Market Digest – Week Ending 1/2
A sell-off late on New Year’s Eve left stocks down for the week. Once again, international stocks lagged. Oil prices continued to decline. For 2014 as a whole, headline numbers were somewhat deceptive. For example, the S&P 500 rose 13.9%, but almost no one remotely diversified fared so well. The FTSE All Share ex US index lost nearly 5% for the year. US REITs had a banner year, but commodities and anything else international generally lost ground.
S&P 500: 2,058 (-1.5%)
FTSE All-World ex-US: (-2.1%)
US 10 Year Treasury Yield: 2.11% (-0.14%)
Gold: $1,195 (-0.0%)
USD/EUR: $1.200 (-1.9%)
• Monday – Greek stocks finished down 4%, after having dropped 10% at one point due to a failed Parliamentary attempt to elect a new president and consequent snap elections scheduled for January.
• Tuesday – Debris from missing AirAsia plane found.
• Wednesday – Russia injected more than $700 million into Gazprombank to assure depositors.
• Friday – The US issued sanctions against North Korea in response to its alleged hacking of Sony Pictures. The sanctions primarily target arms exporters, which are a major source of foreign currency for the country.
• Friday – The first trading day of the New Year saw US stocks finish flattish. The US dollar gained against most currencies and nearly broke the $1.20 level against the Euro.
2014 generated mixed emotions for most investors, but there was little to be upset about. The S&P 500 posted its third consecutive double-digit return. It’s the fifth time a streak of that nature has happened in the last 100 years – so while it’s not easy to do, it’s not that rare either. For what it is worth, stocks were up the next year after three of the five times, and in all cases by double digits yet again.
On the other hand, owning anything other than Large Cap US stocks or US REITs felt mildly disappointing. Small cap stocks were up only about 5%, and international stocks were down. Gold was slightly negative and Commodities got crushed.
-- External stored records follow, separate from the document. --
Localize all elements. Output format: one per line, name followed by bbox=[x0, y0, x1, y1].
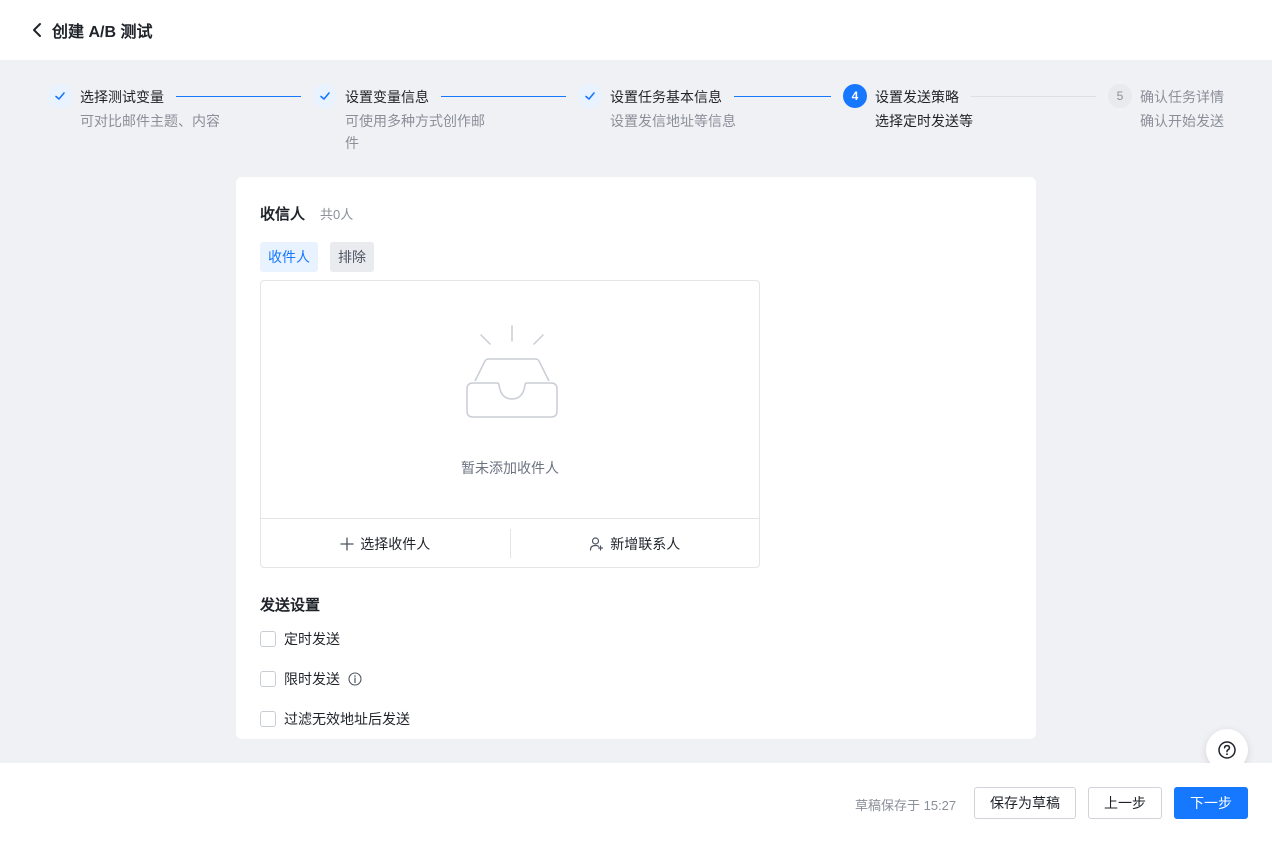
info-icon[interactable] bbox=[348, 672, 362, 686]
step-desc: 选择定时发送等 bbox=[875, 113, 973, 129]
step-desc: 可使用多种方式创作邮 件 bbox=[345, 110, 485, 154]
check-icon bbox=[48, 84, 72, 108]
time-limited-send-checkbox[interactable] bbox=[260, 671, 276, 687]
add-user-icon bbox=[589, 536, 604, 551]
check-icon bbox=[578, 84, 602, 108]
tab-recipients[interactable]: 收件人 bbox=[260, 242, 318, 272]
send-settings-title: 发送设置 bbox=[260, 597, 321, 614]
step-desc: 确认开始发送 bbox=[1140, 113, 1224, 129]
draft-status: 草稿保存于 15:27 bbox=[855, 798, 957, 813]
step-desc: 设置发信地址等信息 bbox=[610, 113, 736, 129]
filter-invalid-checkbox[interactable] bbox=[260, 711, 276, 727]
step-desc: 可对比邮件主题、内容 bbox=[80, 113, 220, 129]
step-title: 设置发送策略 bbox=[875, 89, 959, 105]
page-title: 创建 A/B 测试 bbox=[52, 24, 153, 41]
option-label: 限时发送 bbox=[284, 671, 340, 687]
step-title: 设置任务基本信息 bbox=[610, 89, 722, 105]
prev-step-button[interactable]: 上一步 bbox=[1088, 787, 1162, 819]
option-label: 定时发送 bbox=[284, 631, 340, 647]
step-desc-line: 可使用多种方式创作邮 bbox=[345, 113, 485, 129]
step-title: 设置变量信息 bbox=[345, 89, 429, 105]
tab-exclude[interactable]: 排除 bbox=[330, 242, 374, 272]
step-connector bbox=[441, 96, 566, 97]
step-title: 确认任务详情 bbox=[1140, 89, 1224, 105]
step-connector bbox=[971, 96, 1096, 97]
step-title: 选择测试变量 bbox=[80, 89, 164, 105]
select-recipients-label: 选择收件人 bbox=[360, 535, 431, 552]
add-contact-label: 新增联系人 bbox=[610, 535, 681, 552]
check-icon bbox=[313, 84, 337, 108]
next-step-button[interactable]: 下一步 bbox=[1174, 787, 1248, 819]
recipients-box: 暂未添加收件人 选择收件人 新增联系人 bbox=[260, 280, 760, 568]
select-recipients-button[interactable]: 选择收件人 bbox=[261, 519, 510, 568]
step-connector bbox=[734, 96, 831, 97]
settings-card: 收信人 共0人 收件人 排除 暂未添加收件人 选择收件人 新增联系人 发送设置 … bbox=[236, 177, 1036, 739]
page-header: 创建 A/B 测试 bbox=[0, 0, 1272, 60]
option-label: 过滤无效地址后发送 bbox=[284, 711, 410, 727]
step-desc-line: 件 bbox=[345, 135, 359, 151]
footer-bar: 草稿保存于 15:27 保存为草稿 上一步 下一步 bbox=[0, 763, 1272, 843]
empty-text: 暂未添加收件人 bbox=[461, 460, 559, 476]
empty-inbox-icon bbox=[457, 321, 567, 421]
recipients-count: 共0人 bbox=[320, 207, 354, 222]
step-number: 4 bbox=[843, 84, 867, 108]
progress-steps: 选择测试变量 可对比邮件主题、内容 设置变量信息 可使用多种方式创作邮 件 设置… bbox=[48, 84, 1238, 154]
scheduled-send-option[interactable]: 定时发送 bbox=[260, 629, 340, 649]
chevron-left-icon[interactable] bbox=[28, 21, 46, 39]
save-draft-button[interactable]: 保存为草稿 bbox=[974, 787, 1076, 819]
recipients-actions: 选择收件人 新增联系人 bbox=[261, 518, 759, 568]
help-circle-icon bbox=[1217, 740, 1237, 760]
time-limited-send-option[interactable]: 限时发送 bbox=[260, 669, 362, 689]
step-number: 5 bbox=[1108, 84, 1132, 108]
plus-icon bbox=[340, 536, 354, 551]
scheduled-send-checkbox[interactable] bbox=[260, 631, 276, 647]
add-contact-button[interactable]: 新增联系人 bbox=[511, 519, 760, 568]
recipients-title: 收信人 bbox=[260, 206, 306, 223]
filter-invalid-option[interactable]: 过滤无效地址后发送 bbox=[260, 709, 410, 729]
step-connector bbox=[176, 96, 301, 97]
An enjoyable aspect of 2014 was that outside of commodities, volatility was very low. There were no drops in the S&P 500 greater than 10%, and it felt like bonds ticked slowly higher all year long. Putting it together, it was a year where most diversified investors should have walked away with a return a few percentage points higher than inflation – and with nothing to lose sleep over. There’s nothing wrong with that.
Happy New Year from all of us at Personal Capital.